論文の概要: Hume: Introducing System-2 Thinking in Visual-Language-Action Model
- arxiv url: http://arxiv.org/abs/2505.21432v2
- Date: Thu, 29 May 2025 15:15:19 GMT
- ステータス: 翻訳完了
- システム内更新日: 2025-05-30 13:10:25.761764
- Title: Hume: Introducing System-2 Thinking in Visual-Language-Action Model
- Title(参考訳): Hume: Visual-Language-Action ModelにおけるSystem-2の導入
- Authors: Haoming Song, Delin Qu, Yuanqi Yao, Qizhi Chen, Qi Lv, Yiwen Tang, Modi Shi, Guanghui Ren, Maoqing Yao, Bin Zhao, Dong Wang, Xuelong Li,
- Abstract要約: Humeは、価値誘導されたSystem-2思考とカスケードされたアクション記述を備えたデュアルシステムビジョン・ランゲージ・アクションモデルである。
システム1(System 1)は、システム2の選択されたアクションを採り、巧妙なロボット制御のためにカスケードされたアクションを演ずる軽量な反応性ビズモータポリシーである。
我々は,Humが既存のVision-Language-Actionモデルよりも,複数のシミュレーションベンチマークと実ロボットのデプロイで優れていることを示す。
- 参考スコア(独自算出の注目度): 40.09132373599363
- License: http://arxiv.org/licenses/nonexclusive-distrib/1.0/
- Abstract: Humans practice slow thinking before performing actual actions when handling complex tasks in the physical world. This thinking paradigm, recently, has achieved remarkable advancement in boosting Large Language Models (LLMs) to solve complex tasks in digital domains. However, the potential of slow thinking remains largely unexplored for robotic foundation models interacting with the physical world. In this work, we propose Hume: a dual-system Vision-Language-Action (VLA) model with value-guided System-2 thinking and cascaded action denoising, exploring human-like thinking capabilities of Vision-Language-Action models for dexterous robot control. System 2 of Hume implements value-Guided thinking by extending a Vision-Language-Action Model backbone with a novel value-query head to estimate the state-action value of predicted actions. The value-guided thinking is conducted by repeat sampling multiple action candidates and selecting one according to state-action value. System 1 of Hume is a lightweight reactive visuomotor policy that takes System 2 selected action and performs cascaded action denoising for dexterous robot control. At deployment time, System 2 performs value-guided thinking at a low frequency while System 1 asynchronously receives the System 2 selected action candidate and predicts fluid actions in real time. We show that Hume outperforms the existing state-of-the-art Vision-Language-Action models across multiple simulation benchmark and real-robot deployments.

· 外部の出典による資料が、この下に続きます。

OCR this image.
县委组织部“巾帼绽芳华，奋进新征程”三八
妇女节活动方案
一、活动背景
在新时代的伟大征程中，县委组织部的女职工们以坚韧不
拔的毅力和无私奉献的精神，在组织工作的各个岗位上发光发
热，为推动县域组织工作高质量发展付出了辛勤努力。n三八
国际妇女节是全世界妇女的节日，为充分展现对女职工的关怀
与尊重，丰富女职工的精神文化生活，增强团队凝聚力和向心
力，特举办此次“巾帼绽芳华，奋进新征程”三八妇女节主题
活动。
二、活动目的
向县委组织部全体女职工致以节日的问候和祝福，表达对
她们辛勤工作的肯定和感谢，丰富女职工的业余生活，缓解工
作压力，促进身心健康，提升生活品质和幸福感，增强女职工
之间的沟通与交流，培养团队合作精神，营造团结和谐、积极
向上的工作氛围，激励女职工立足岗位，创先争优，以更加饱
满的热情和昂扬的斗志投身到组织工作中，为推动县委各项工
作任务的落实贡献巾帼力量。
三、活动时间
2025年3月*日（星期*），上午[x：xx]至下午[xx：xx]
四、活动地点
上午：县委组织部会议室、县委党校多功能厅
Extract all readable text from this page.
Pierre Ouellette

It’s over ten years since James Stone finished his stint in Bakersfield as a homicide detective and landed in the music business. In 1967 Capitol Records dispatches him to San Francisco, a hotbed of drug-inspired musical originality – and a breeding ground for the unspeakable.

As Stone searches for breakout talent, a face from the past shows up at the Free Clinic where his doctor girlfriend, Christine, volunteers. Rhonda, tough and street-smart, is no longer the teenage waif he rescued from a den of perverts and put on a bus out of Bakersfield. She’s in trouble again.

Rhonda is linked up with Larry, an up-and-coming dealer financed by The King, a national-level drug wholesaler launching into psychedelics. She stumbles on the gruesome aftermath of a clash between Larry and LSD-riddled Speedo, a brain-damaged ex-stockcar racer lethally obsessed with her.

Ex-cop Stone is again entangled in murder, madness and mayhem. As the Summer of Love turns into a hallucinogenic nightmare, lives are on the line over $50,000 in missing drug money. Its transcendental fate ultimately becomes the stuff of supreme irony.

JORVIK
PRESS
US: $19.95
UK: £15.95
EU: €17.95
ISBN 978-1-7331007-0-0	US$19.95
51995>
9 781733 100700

- Abstract(参考訳): 人間は、物理的な世界で複雑なタスクを扱う際に、実際のアクションを実行する前にゆっくり考えることを練習します。
この思考パラダイムは、近年、デジタルドメインの複雑なタスクを解決するために、LLM(Large Language Models)を飛躍的に向上させています。
しかし、遅い思考の可能性は、物理世界と相互作用するロボット基礎モデルにとって、まだほとんど解明されていない。
本研究では,価値誘導型システム-2思考とケースケード動作デノベーションを備えたデュアルシステム型ビジョン・ランゲージ・アクション(VLA)モデルであるヒュームを提案する。
ヒュームのシステム2は、新しいバリュークエリーヘッドでビジョンランゲージ・アクションモデルバックボーンを拡張して、予測されたアクションの状態-アクション値を推定することによって、バリューガイド型思考を実装している。
複数のアクション候補を繰り返しサンプリングし、状態-動作値に応じて1つを選択することにより、価値誘導思考を行う。
ヒュームのシステム1(英: System 1 of Hume)は、システム2が選択したアクションを受け取り、巧妙なロボット制御のためにカスケードされたアクションをデノベーションする軽量な反応型ビズモータポリシーである。
配置時に、システム2は低周波で価値誘導思考を行い、システム1は、システム2選択されたアクション候補を非同期に受信し、流体作用をリアルタイムで予測する。
我々は,Humが既存のVision-Language-Actionモデルよりも,複数のシミュレーションベンチマークと実ロボットのデプロイで優れていることを示す。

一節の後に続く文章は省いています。